From Here to Eternity_ The Restored Edit - Jones, James [204]
“Wheres Lorene?” Prew said.
Mrs Kipfer put her hand lightly on his arm and beamed at him sideways knowingly. “Why, Prew! Is that why you came down specially on Payday? What did you do, did you go and borrow money? Just to come down here today and see Lorene?”
“Why would I do that?” Prew said, stiffly. He could feel both his upper lip and his neck get stiff simultaneously. “As a matter of fact,” he said stiffly, “I won a little money today and decided to come to town before I lost it back is all.”
“Well, I think thats very wise of you.” Mrs Kipfer was smiling at him sideways with her head cocked on one side. “How much did you win, dear?”
Prew felt a hollow fear cut down sharply through his irritation, splitting it into halves that fell away leaving a complete blankness in his mind, and he reached for his wallet quickly as a man will who is used to having to calculate his funds. It was still there. He breathed again.

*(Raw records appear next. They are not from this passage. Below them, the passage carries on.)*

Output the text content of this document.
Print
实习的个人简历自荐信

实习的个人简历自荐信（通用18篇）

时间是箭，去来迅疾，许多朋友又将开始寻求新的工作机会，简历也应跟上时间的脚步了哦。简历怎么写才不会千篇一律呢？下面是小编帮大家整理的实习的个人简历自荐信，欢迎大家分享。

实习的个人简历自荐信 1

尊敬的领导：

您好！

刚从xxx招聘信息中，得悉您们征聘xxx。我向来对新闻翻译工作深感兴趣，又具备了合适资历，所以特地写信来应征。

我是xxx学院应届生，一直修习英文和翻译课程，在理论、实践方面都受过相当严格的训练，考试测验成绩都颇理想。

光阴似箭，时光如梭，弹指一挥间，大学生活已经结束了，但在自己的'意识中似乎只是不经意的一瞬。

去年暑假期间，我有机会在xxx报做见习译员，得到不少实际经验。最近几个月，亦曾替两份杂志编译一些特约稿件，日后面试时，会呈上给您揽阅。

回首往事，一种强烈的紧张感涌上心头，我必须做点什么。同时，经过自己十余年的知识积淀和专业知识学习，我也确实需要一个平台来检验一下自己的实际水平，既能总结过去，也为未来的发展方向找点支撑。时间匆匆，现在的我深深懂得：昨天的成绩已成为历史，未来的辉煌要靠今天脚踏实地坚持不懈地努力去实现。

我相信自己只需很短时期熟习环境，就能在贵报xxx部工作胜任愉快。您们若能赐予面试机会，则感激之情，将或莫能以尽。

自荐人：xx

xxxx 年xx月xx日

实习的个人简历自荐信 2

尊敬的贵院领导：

“Oh,” he said. “About a hundred.”
“Well. Thats quite good, isnt it?”
“Only fair,” he said. He was remembering he had already spent one dollar of the twenty for two drinks to help him drop the trapdoor in his mind (there are times when it is imperative to drop the trapdoor in the mind, but the hinges have a tendency to stick so often) and that left him nineteen. Take a buck out for cab fare both ways (be could not risk hitching back, not this time) and that left eighteen. Fifteen for all night and three for a quickie now, and no bottle at all. It was running him too close for comfort.
Mrs Kipfer was still smiling at him sideways. “You know, I vastly admire your taste, my dear. But there is always such a heavy call for Lorene on Payday, and there are two or three other girls available in the waiting room.”

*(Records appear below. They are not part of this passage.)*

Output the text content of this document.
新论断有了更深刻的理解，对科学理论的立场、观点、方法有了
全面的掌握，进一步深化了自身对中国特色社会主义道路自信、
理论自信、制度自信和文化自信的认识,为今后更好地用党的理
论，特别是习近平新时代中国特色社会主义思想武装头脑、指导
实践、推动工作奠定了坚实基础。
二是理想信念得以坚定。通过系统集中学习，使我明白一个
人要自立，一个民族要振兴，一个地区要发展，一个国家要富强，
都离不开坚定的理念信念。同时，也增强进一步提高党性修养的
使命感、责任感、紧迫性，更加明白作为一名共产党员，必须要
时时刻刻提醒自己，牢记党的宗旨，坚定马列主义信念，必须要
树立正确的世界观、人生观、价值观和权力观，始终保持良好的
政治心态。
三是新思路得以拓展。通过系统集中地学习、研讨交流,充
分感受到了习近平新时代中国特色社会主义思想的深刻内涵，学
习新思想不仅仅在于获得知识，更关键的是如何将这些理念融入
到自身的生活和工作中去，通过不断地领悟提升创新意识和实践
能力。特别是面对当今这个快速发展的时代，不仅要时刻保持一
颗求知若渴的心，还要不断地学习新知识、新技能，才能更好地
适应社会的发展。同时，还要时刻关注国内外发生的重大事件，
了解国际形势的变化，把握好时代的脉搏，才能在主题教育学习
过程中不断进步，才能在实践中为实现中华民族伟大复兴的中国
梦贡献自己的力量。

“Listen,” he said, wanting now to laugh at her, “I aint in no hurry. Just tell me where to find her.”
Mrs Kipfer, smiling, shrugged. “Very well. She’s in number nine. Straight down the hall. The best way is to wait and catch her in the hall. Excuse me theres the door.”
He grinned after her, still wanting to laugh at how she didnt know near what she thought she knew, and turned away down the hall.
“I’m sorry, boys,” Mrs Kipfer was saying through the slot “We’re just completely filled—
“There just isn’t a bit of room—
“I’m just awfully sorry—
“Well,” she said. “If thats the way you feel, you just go right ahead. I’m sorry.
“Oh, Prew-ew,” she called.
“Yes?”
“Drunk as lords,” she whispered, coming back. “I wanted to ask you how Sergeant Warden was?”
“Who?”
“Milt Warden. He’s still with the company, isnt he?”
“Yes,” he said. “Yes, he is.”
“He hasnt been in for such a long time now I thought perhaps he had been transferred back to the Mainland. Will you remember me to him?”
“Yes. Well,” he said. “Yes, I’ll do that.” He would do just that, walk up to The Warden after Reveille and tell him exactly that.
“You know,” Mrs Kipfer said, “you boys are lucky to have a man like that for your first sergeant.”
“You think so?” Prew said. “I think so, too. Oh, in fact, we all think that.” Well, well, he thought, well, well. But The Warden! Well, well. Will wonders never cease?
The door of number nine was open and a Marine tech sergeant with the bar under his chevrons instead of the rocker was coming out tying his tie. It was remarkable how every detail of him seemed so very clear and personal to Prew. Prew watched him absorbedly as he went off up the hall.
Lorene came out after him, moving at a swift walk that jarred the spike heels down staccato-ly and he saw her suddenly, heart-jumpingly, as if she had been photographed life size in mid-stride and stuck there and then walked right out of the print into the hall, the unzippered dress held together with one hand that also clutched one white poker chip, a brimming bottle of dark liquid in the other that she swung slightly to keep from spilling the way a waitress swings a cup of coffee. She was moving fast, and she swung her shoulders sideways to pass him in the narrowness of the crowded hall.
“Hey,” he said. “Lorene.”
“Hello, dear,” she said.
“Hey! Wait a minute, will you?”
“I’ve got to hurry, dear, theres three or four ahead of you.”